According to the agreement, signed during the course of Prime Minister Narendra Modi's visit in the US for the Nuclear Security Summit, India will have a new Laser Interferometer Gravitational-Wave Observatory (LIGO).
LIGO shot to fame earlier this year after its scientists proved the gravitational waves theory of Einstein.
In February this year, scientists observed ripples in the fabric of space-time called gravitational waves, arriving at the earth from a cataclysmic event in the distant universe.
"This confirms a major prediction of Albert Einstein's 1915 general theory of relativity and opens an unprecedented new window onto the cosmos," the LIGO website states.
Gravitational waves carry information about their dramatic origins and about the nature of gravity that cannot otherwise be obtained.
Physicists have concluded that the detected gravitational waves were produced during the final fraction of a second of the merger of two black holes to produce a single, more massive spinning black hole.
This collision of two black holes had been predicted but never observed.
"Historic detection of gravitational waves opens up new frontier for understanding of universe," an excited Prime Minister Modi stated on February 11 following the announcement.
"Hope to move forward to make even bigger contribution with an advanced gravitational wave detector in the country," he added.
"What was significant about this project was that now India has agreed to be a part of this project," Swarup said in the briefing here on Thursday.
"The possibility is likely to be central to this project partly on account of geography favouring us."
The Indian cabinet has approved Rs. 12,000 crores for the project.
The spokesman said that NSF's Francis Cordova said that India would become central to the LIGO project.
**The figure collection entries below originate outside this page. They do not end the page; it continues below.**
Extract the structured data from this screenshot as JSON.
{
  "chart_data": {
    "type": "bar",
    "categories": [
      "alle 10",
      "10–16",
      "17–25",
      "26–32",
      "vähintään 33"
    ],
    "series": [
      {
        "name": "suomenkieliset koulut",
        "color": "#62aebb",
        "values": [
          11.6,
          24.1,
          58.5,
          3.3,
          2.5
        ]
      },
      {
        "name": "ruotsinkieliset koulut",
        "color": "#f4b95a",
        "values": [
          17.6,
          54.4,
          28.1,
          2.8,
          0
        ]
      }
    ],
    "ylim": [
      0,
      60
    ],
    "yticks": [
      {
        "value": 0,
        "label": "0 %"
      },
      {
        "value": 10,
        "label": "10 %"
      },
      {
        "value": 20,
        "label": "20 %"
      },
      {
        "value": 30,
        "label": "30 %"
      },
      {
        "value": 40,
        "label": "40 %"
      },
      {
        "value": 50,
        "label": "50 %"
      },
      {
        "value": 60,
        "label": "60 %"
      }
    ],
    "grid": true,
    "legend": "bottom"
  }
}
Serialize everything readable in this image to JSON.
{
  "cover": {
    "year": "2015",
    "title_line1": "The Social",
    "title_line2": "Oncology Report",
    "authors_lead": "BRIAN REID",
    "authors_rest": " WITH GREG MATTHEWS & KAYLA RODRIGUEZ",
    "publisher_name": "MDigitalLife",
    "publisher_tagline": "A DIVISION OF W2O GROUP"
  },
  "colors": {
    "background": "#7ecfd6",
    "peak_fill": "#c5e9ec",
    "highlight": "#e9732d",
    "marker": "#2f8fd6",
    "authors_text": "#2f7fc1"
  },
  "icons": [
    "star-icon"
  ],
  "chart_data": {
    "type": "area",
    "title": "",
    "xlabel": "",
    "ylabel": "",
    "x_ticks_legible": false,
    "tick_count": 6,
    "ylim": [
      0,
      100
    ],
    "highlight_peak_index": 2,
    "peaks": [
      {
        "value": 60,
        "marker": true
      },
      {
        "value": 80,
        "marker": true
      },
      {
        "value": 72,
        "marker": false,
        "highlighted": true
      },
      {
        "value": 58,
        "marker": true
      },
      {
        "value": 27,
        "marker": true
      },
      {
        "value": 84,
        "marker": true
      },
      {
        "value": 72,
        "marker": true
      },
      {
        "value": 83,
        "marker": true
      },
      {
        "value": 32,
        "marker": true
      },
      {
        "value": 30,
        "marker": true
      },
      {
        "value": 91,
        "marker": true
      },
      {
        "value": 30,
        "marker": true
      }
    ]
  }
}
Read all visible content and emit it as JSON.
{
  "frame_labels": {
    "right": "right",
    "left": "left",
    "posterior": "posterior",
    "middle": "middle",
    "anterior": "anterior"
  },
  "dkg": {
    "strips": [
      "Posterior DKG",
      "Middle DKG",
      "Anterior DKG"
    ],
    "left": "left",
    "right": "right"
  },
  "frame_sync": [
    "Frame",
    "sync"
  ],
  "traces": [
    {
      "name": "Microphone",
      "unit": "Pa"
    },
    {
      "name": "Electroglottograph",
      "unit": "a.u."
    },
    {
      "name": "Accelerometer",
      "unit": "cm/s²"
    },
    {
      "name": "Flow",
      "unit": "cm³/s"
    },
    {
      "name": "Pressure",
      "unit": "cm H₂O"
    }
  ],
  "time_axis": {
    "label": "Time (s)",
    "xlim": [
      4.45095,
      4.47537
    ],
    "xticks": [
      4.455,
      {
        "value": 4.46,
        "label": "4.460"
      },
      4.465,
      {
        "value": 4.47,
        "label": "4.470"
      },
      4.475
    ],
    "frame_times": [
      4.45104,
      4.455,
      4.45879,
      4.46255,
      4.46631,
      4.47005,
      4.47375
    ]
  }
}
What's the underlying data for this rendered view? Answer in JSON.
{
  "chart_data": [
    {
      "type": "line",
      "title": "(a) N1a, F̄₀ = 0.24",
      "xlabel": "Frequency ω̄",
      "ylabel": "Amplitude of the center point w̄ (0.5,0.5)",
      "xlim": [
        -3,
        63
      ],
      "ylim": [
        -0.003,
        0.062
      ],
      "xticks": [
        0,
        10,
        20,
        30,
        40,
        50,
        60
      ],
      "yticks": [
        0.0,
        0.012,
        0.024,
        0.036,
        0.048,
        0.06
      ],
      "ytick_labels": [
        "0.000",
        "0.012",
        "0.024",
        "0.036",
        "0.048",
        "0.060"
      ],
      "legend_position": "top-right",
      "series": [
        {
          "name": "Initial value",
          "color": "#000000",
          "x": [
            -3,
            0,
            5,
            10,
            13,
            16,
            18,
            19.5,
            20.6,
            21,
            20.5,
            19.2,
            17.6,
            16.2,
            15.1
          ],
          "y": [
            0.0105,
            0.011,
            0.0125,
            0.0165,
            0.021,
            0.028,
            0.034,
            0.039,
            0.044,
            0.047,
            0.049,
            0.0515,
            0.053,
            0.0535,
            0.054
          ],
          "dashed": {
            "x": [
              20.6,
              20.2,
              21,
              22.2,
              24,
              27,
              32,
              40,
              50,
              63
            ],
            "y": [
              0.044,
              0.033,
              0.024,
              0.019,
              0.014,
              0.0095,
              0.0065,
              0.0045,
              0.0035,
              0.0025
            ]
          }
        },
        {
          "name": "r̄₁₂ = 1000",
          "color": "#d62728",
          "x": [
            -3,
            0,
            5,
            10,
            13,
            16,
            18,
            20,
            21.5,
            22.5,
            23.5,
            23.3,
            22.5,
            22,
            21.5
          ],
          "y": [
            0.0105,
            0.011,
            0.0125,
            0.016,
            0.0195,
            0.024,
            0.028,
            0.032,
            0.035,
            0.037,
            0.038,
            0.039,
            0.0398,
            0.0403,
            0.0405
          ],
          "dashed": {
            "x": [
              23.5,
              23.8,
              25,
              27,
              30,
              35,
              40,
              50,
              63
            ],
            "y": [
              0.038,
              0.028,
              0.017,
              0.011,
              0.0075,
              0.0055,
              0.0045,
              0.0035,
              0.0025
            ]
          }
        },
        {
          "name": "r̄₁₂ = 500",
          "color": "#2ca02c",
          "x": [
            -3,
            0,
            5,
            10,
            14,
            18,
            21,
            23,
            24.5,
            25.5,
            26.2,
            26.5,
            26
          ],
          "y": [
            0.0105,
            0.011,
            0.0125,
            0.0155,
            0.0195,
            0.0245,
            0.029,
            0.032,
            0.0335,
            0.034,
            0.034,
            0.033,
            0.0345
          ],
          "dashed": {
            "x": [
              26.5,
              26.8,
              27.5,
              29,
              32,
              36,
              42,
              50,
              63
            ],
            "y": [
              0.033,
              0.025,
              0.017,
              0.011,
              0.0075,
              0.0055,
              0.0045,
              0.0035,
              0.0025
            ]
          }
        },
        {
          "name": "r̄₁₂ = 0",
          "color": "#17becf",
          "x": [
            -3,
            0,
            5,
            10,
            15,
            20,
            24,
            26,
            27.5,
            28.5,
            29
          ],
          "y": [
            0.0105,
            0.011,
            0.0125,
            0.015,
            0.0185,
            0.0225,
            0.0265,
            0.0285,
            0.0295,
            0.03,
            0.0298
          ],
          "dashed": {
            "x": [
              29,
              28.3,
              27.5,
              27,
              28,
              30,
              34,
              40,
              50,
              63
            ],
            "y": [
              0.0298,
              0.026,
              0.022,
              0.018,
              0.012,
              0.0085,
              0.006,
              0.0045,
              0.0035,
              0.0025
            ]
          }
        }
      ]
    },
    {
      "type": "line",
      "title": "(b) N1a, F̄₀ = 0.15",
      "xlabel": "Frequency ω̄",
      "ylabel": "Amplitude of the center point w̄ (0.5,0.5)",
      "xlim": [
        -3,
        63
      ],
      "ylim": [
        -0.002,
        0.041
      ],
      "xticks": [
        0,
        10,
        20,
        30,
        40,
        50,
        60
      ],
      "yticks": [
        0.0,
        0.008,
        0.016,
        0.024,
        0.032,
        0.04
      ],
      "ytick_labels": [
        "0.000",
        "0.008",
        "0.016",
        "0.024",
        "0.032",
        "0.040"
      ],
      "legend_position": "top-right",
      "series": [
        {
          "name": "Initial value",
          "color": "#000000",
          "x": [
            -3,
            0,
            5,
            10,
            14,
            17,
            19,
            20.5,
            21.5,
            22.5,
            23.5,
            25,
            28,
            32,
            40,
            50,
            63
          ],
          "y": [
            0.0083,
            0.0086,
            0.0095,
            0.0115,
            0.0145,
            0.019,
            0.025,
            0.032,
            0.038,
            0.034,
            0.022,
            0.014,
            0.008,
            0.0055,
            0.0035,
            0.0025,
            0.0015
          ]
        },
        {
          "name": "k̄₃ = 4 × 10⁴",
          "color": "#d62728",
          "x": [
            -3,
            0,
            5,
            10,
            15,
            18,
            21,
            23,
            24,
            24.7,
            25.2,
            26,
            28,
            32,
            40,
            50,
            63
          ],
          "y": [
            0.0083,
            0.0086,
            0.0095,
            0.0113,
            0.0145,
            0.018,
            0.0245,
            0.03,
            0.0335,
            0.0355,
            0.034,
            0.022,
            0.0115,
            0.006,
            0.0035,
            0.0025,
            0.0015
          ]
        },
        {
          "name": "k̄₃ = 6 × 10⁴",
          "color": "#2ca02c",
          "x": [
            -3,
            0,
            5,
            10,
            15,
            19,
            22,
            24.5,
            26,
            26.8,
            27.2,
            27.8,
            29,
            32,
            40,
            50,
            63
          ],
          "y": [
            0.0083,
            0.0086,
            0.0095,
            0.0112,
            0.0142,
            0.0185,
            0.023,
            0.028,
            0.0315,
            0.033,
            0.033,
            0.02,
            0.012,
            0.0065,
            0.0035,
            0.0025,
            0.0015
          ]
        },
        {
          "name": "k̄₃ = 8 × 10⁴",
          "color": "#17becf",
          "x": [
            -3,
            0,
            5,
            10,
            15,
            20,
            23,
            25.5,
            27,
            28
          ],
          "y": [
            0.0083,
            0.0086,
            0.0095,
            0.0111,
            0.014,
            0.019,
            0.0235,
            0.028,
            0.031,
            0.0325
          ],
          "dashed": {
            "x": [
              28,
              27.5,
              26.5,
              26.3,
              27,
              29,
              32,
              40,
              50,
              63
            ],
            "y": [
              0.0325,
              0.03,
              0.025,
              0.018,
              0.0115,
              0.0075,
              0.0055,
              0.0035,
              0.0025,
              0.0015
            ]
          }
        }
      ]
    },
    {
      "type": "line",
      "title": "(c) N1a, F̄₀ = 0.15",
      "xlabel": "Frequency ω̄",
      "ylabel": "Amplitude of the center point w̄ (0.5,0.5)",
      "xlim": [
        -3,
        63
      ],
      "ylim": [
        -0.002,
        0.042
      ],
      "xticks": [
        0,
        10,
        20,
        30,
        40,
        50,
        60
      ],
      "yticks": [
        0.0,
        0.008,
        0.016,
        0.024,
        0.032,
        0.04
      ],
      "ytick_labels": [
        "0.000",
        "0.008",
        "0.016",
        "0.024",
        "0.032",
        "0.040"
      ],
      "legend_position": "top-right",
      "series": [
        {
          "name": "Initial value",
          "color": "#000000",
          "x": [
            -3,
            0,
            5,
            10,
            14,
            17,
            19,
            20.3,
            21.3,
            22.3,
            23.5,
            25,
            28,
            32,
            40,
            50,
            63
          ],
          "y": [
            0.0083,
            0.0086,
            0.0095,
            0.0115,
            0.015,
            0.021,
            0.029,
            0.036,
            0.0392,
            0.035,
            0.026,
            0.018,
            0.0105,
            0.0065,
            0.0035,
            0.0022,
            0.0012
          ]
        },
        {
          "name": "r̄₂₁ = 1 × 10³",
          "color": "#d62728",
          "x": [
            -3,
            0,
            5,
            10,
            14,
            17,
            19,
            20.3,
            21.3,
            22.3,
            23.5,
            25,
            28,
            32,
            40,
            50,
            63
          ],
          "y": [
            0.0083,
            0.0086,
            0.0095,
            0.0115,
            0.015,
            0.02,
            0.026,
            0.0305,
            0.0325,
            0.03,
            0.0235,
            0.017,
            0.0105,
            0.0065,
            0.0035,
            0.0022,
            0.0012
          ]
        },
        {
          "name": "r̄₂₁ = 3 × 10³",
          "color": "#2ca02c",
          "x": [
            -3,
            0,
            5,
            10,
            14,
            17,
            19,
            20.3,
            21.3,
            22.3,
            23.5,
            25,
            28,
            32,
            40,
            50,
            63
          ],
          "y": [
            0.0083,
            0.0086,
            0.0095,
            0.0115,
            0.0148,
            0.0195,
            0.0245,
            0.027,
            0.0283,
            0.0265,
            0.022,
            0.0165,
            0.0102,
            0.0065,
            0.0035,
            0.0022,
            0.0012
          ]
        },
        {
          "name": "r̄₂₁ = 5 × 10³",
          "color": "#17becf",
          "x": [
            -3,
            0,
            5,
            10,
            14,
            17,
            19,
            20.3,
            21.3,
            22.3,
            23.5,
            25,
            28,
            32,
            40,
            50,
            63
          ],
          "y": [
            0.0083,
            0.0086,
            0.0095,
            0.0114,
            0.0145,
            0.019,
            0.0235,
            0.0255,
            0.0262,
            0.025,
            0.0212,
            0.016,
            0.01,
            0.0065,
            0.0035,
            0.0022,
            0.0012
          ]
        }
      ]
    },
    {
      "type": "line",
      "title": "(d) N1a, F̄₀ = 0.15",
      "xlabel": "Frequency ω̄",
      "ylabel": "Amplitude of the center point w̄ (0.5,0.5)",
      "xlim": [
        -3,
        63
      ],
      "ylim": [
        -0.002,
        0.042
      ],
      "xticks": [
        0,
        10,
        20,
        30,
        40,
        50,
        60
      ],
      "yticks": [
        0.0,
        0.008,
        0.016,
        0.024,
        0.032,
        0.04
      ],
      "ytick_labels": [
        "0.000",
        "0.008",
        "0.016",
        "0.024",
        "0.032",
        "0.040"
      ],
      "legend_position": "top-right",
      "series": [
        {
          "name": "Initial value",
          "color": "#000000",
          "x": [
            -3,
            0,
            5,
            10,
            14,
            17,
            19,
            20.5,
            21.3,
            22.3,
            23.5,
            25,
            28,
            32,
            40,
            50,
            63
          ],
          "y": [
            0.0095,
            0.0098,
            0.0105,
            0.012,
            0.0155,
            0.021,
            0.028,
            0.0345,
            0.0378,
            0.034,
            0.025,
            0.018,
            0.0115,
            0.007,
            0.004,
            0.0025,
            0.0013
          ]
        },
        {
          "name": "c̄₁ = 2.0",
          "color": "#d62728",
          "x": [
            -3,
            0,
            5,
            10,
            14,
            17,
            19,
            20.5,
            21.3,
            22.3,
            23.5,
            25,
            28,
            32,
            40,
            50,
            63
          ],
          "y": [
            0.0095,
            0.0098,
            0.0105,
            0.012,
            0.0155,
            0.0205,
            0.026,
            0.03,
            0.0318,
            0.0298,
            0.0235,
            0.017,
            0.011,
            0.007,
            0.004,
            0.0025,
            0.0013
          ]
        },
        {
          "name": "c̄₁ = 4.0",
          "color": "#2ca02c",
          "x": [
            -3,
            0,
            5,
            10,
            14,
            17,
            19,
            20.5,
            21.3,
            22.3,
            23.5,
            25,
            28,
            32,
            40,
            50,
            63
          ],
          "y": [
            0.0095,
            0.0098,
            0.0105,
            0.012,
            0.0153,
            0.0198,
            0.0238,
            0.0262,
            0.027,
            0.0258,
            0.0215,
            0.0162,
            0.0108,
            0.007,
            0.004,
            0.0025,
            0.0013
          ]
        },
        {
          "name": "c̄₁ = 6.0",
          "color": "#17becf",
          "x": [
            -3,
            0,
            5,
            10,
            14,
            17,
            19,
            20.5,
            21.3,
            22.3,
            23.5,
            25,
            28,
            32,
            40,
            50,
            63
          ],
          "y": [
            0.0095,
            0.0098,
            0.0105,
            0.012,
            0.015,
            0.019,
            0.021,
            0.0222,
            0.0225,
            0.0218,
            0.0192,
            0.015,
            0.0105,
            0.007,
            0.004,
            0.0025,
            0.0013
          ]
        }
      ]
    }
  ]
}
"The prime minister of course not only looks at the LIGO project as a very great example of India-US scientific collaboration but also as a project which has the potential of generating curiosity among a lot of very young minds and of creating a whole new generation of young scientists who will get enthused through the remarkable breakthroughs in science," Swarup said.
Along with meeting the scientists behind the breakthrough of the gravitational waves theory, Modi also interacted with Indian-origin scientists associated with it.
Prime Minister Modi arrived in Washington on the second leg of his three-nation tour on Wednesday night from Brussels where he attended the 13th India-European Union (EU) Summit and held a bilateral meeting with Belgian Prime Minister Charles Michel.